Rebeca...
Rebeca acendeu um cigarro, pegou um drinque e se encostou no balcão... Estava cansada, tinha trabalhado muito.
O salão estava à meia-luz. Chica torta passava a estopa e subia as cadeiras...
Rebeca sentia o gosto do Martini Rosé, entre uma baforada e outra.
Lembrou-se de sua mãe tão querida: Dona Ritinha... Lhe zelava tanto, fazia questão de vesti-la de anjo nos terços do mês de maio, e levá-la para as novenas nas casas das vizinhas.
Quando ia sair, sempre dizia:
- Goretinha, cadê a bença?
- Sim, era esse o seu nome: Maria Goretti.
E a mãe sempre mostrava a imagem dessa santa na igreja e dizia:
- Ela foi mártir da pureza, morreu pra defender sua honra!
E Rebeca tomou um gole profundo, descendo duas grossas lágrimas de seus olhos...pensou:
- Olha mamãe, qual é a minha honra!
E questionou Deus, o porquê de a mãe ter morrido, ela ter sido maltratada por uma madrasta perversa, espancada pelo pai alcoólatra e terminado ali, mas pensava:
- Vim, mas essa é a minha honra, como do meu trabalho, mas ninguém me humilha! Não nasci para viver sugigada por uma nojenta daquela, nem pra apanhar feito bicho bruto!
Chica pediu para ela sair da mesa, precisava passar a estopa. Ela disse meio mundo de putarias com a pobre diaba, e ao sair, falou:
- Passe aquele meu vestido encarnado, que eu lhe dou uma carteira de minister para você fumar.
- E tem função amanhã, Rebeca?
- Claro que tem, vêm uns deputados e preciso estar na beca!
Subiu, estava bêbada, precisava de um banho gelado. No quarto, seu gato preto a esperava, ela o amava e conversavam horrores. Chamava-se Bruxo, e sempre entendia sua dona, se alisando entre suas pernas ou ronronando eu seu colo.
- Serà que um dia eu vou poder voltar a ser Goretti? Jà pensou? Dona Maria Goretti, esposa e mãe!

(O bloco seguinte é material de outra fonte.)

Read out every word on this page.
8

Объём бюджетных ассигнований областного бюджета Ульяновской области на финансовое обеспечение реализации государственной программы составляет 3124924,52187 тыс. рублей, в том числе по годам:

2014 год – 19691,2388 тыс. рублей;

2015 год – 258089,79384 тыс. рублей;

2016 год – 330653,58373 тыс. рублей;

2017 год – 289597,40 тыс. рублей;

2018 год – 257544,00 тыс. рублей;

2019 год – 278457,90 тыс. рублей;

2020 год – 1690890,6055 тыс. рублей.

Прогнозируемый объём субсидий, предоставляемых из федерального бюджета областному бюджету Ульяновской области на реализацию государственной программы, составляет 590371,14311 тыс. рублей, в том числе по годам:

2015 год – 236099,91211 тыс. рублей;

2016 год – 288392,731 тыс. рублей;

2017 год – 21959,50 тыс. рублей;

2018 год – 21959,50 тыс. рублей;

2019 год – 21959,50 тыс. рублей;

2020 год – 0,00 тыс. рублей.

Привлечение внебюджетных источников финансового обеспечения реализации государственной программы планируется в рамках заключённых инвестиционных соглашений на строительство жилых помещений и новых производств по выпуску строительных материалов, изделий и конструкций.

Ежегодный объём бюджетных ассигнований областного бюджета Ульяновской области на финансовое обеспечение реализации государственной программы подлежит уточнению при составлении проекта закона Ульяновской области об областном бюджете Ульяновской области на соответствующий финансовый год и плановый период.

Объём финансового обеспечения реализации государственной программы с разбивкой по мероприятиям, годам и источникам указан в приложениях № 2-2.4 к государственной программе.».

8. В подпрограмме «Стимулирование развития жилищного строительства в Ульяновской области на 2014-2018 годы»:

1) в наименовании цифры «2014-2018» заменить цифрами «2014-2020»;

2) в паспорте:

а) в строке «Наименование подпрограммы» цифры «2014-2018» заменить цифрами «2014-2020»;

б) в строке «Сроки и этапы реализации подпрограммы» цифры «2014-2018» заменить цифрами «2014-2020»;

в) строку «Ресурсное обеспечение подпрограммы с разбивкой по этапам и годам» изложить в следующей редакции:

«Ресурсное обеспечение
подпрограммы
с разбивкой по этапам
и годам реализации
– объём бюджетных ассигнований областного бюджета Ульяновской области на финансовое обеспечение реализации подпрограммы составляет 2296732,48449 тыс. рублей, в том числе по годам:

Sonhava com isso, mas o sonho desvanecia, pois um jovem jurou amà-la e tirà-la dali e... Nunca mais voltou!
- Rubens, serà que você morreu?
E Bruxo miou alto e se aperreou, como a respondê-la.
Rebeca ia olhando para as estrelas e pensando alto:
- Fui anjo de Nossa Senhora... Hoje até duvido da fé! Porque uns nascem ricos, com saúde, família equilibrada, estudo, juízo...e outros nascem completamente fodidos? Porque tanta desigualdade?

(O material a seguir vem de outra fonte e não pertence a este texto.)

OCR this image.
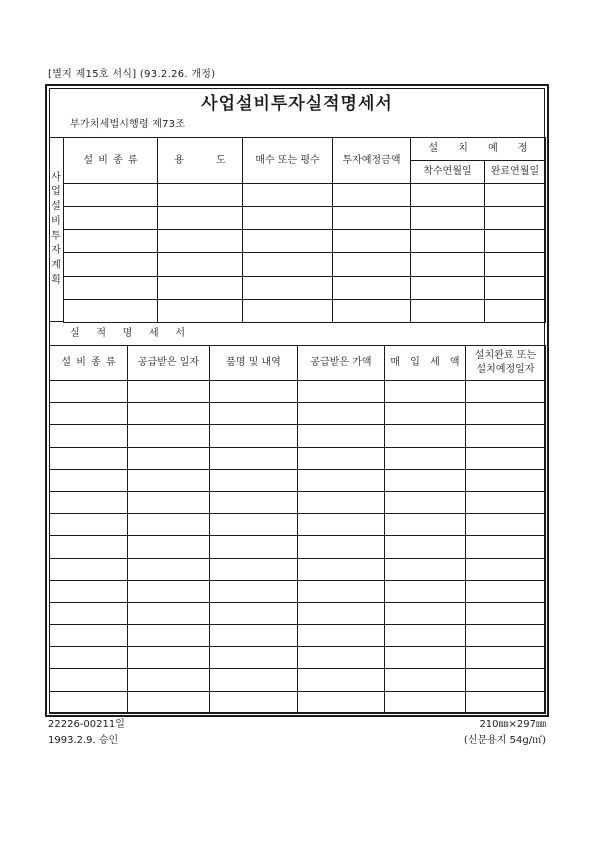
[별지 제15호 서식] (93.2.26. 개정)
사업설비투자실적명세서
부가치세법시행령 제73조
사업설비투자계획
설 비 종 류	용 도	매수 또는 평수	투자예정금액	설 치 예 정	
				착수연월일	완료연월일

실 적 명 세 서
설 비 종 류	공급받은 일자	품명 및 내역	공급받은 가액	매 입 세 액	설치완료 또는 설치예정일자

22226-00211일	210㎜×297㎜
1993.2.9. 승인	(신문용지 54g/㎡)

E acendia outro cigarro, e baloiçava-se em sua cadeira de cabeceira.
- Vou seguindo como Rebeca mesmo, penso que Goretinha, a que se vestia de anjo, voou sem nada entender, foi pro seu mundo mágico e cor de rosa. Restou eu e Bruxo... É nóssss!!!
E adormeceu na cadeira, enquanto da janela do primeiro andar, Rubens a contemplava, etéreo, nimbado pela luz da lua!